Most of the mishaps occurred in Wayne County where 128 precincts, primarily in Detroit, couldn’t be recounted because the number of ballots didn’t match the number of voters in poll books. One precinct from Gibraltar couldn’t be recounted because the ballot container was sealed with duct tape after the zipper broke and a replacement container couldn’t be located.
Across the 26 counties that had begun recounting the ballots, 322 precincts couldn’t be recounted. The partial recount showed Democrat Hillary Clinton narrowed her loss to Republican Donald Trump by 102 votes after about 2.1 million votes were recounted.
But since it was stopped before it was completed, the election results certified by the Board of Canvassers on Nov. 28, which showed Trump winning by 10,704 votes over Hillary Clinton, stand.
The issues that came up in the recount will result in the state starting to investigating whether more substantial audits, which could include closer looks at the ballots, are needed in future elections. Currently, the state audits a sampling of precincts to check how accurately ballots were recorded and the security of ballot containers. After the recount, Thomas said, “we are going to take a serious look at expanding and doing some audits on various races.”
The recount was requested by Green Party presidential candidate Jill Stein, who finished fourth in Michigan and received 1.07% of the votes.She said she wanted to ensure the integrity of the election and said the problems discovered during the partial recount should have resulted in a full recount, if not a broad investigation of voting problems in the 2016 election.

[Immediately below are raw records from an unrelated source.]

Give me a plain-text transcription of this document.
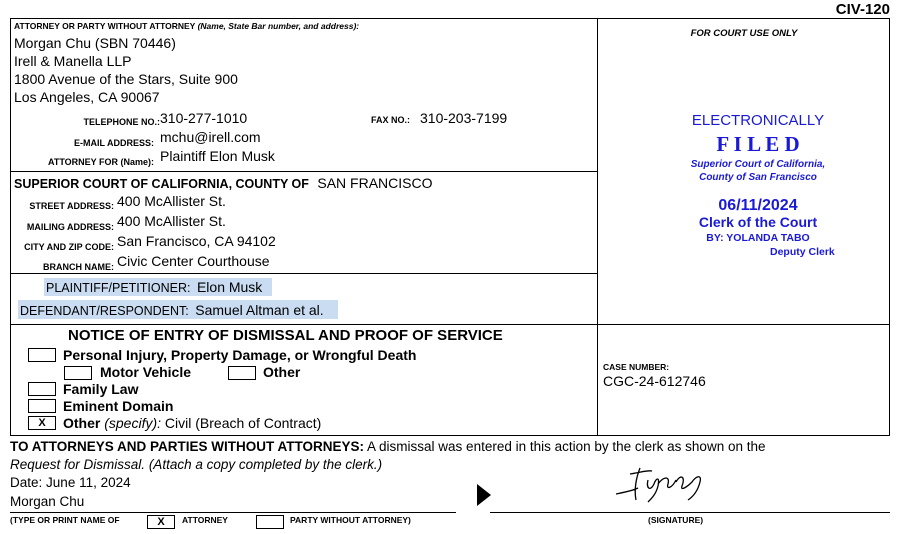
CIV-120
ATTORNEY OR PARTY WITHOUT ATTORNEY (Name, State Bar number, and address):
Morgan Chu (SBN 70446)
Irell & Manella LLP
1800 Avenue of the Stars, Suite 900
Los Angeles, CA 90067
TELEPHONE NO.: 310-277-1010	FAX NO.: 310-203-7199
E-MAIL ADDRESS: mchu@irell.com
ATTORNEY FOR (Name): Plaintiff Elon Musk
SUPERIOR COURT OF CALIFORNIA, COUNTY OF SAN FRANCISCO
STREET ADDRESS: 400 McAllister St.
MAILING ADDRESS: 400 McAllister St.
CITY AND ZIP CODE: San Francisco, CA 94102
BRANCH NAME: Civic Center Courthouse
PLAINTIFF/PETITIONER: Elon Musk
DEFENDANT/RESPONDENT: Samuel Altman et al.
FOR COURT USE ONLY
ELECTRONICALLY
F I L E D
Superior Court of California,
County of San Francisco
06/11/2024
Clerk of the Court
BY: YOLANDA TABO
Deputy Clerk
NOTICE OF ENTRY OF DISMISSAL AND PROOF OF SERVICE
Personal Injury, Property Damage, or Wrongful Death
Motor Vehicle	Other
Family Law
Eminent Domain
X	Other (specify): Civil (Breach of Contract)
CASE NUMBER:
CGC-24-612746
TO ATTORNEYS AND PARTIES WITHOUT ATTORNEYS: A dismissal was entered in this action by the clerk as shown on the
Request for Dismissal. (Attach a copy completed by the clerk.)
Date: June 11, 2024
Morgan Chu
(TYPE OR PRINT NAME OF	X	ATTORNEY	PARTY WITHOUT ATTORNEY)	(SIGNATURE)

Attorneys for Republican President-elect Donald Trump, the Michigan Republican Party and Michigan Attorney General Bill Schuette filed lawsuits to stop the recount.
After hearings held in state and federal court, the recount started Dec. 5 and lasted for three days before it was stopped Wednesday night by the U.S. District Judge Mark Goldsmith. The Michigan Supreme Court, officially pulled the plug on Stein’s hope that the recount could be restarted, when it upheld a ruling by the state Court of Appeals on Friday night that the recount should never have started in the first place.
An audit could shed some light on the cause of the problems in precincts that couldn’t be recounted. It also could give the state even more reasons to go ahead with a purchase of new election equipment that is expected to be ready for the next statewide election in 2018.
The state’s current voting system — paper ballots read by optical scanning machines — was purchased in 2004 and 2005 with federal funds authorized through the Help America Vote Act. The Secretary of State’s office is certifying a new generation of voting equipment for Michigan that will still use paper ballots and optical scanning equipment.
The state has held on to $30 million of money left over from the Help America Vote Act, and the Michigan Legislature has appropriated another $10 million. It will be used to replace a deteriorating system that has reached its useful lifespan.
On Election Day 2016, more than 80 optical scan readers broke down in Detroit, complicating the original count.
Counties, along with cities, villages and townships, will have to share in the cost of the new equipment. The precise costs won’t be known until the vendors are certified, Woodhams said.
The Board of Canvassers will meet at 9:30 a.m. Tuesday in room 426 of the state Capitol.